I have 2 points, (x0,y0) (x1,y1) which form a line L. I found the slope M. Now I want to find 3 points between these 2 points that reside on L, that is between them in an accurate distance, meaning same distance between all points. If I measure the distance with the "-" char, it can be something like: p1---p2---p3---p4---p5 where p1 and p5 are my starting points.
First I thought about finding the slope by doing something like this:
def findSlope(p1, p2):
if (p1[0] - p2[0] != 0):
return (p1[1] - p2[1])/p1[0] - p2[0]
else:
return 0
This is pretty easy, but getting the actual points is not coming easy to me. I thought about doing something like this:
def findThreePoints(p1,p2):
slope = findSlope(p1,p2)
c = p1[1] - slope*p1[0]
x1 = (p1[0] + p2[0])/4
x2 = (p1[0] + p2[0])/2
x3 = (3*(p1[0] + p2[0]))/4
y1 = slope*x1 + c
y2 = slope*x2 + c
y3 = slope*x3 + c
While this approach works, it is not very nice coding style/efficiency, since if I want the function to give more than 3 points, I will need it to be much longer.

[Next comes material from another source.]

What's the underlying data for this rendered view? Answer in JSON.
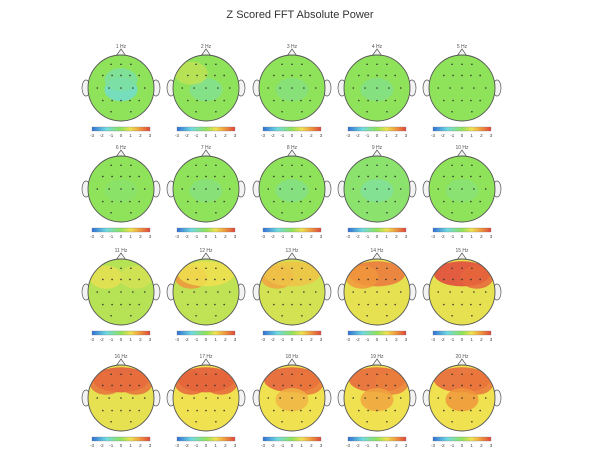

Is there any built in way to do this with Numpy, or just a more efficient approach to the matter, that does not make my code look like it was written for only a certain purpose?
As simple as it gets:
import numpy as np
#create the points
number_of_points=3
xs=np.linspace(x0,x1,number_of_points+2)
ys=np.linspace(y0,y1,number_of_points+2)
#print them
for i in range(len(xs)):
print (xs[i],ys[i])
And it also works for horizontal or vertical lines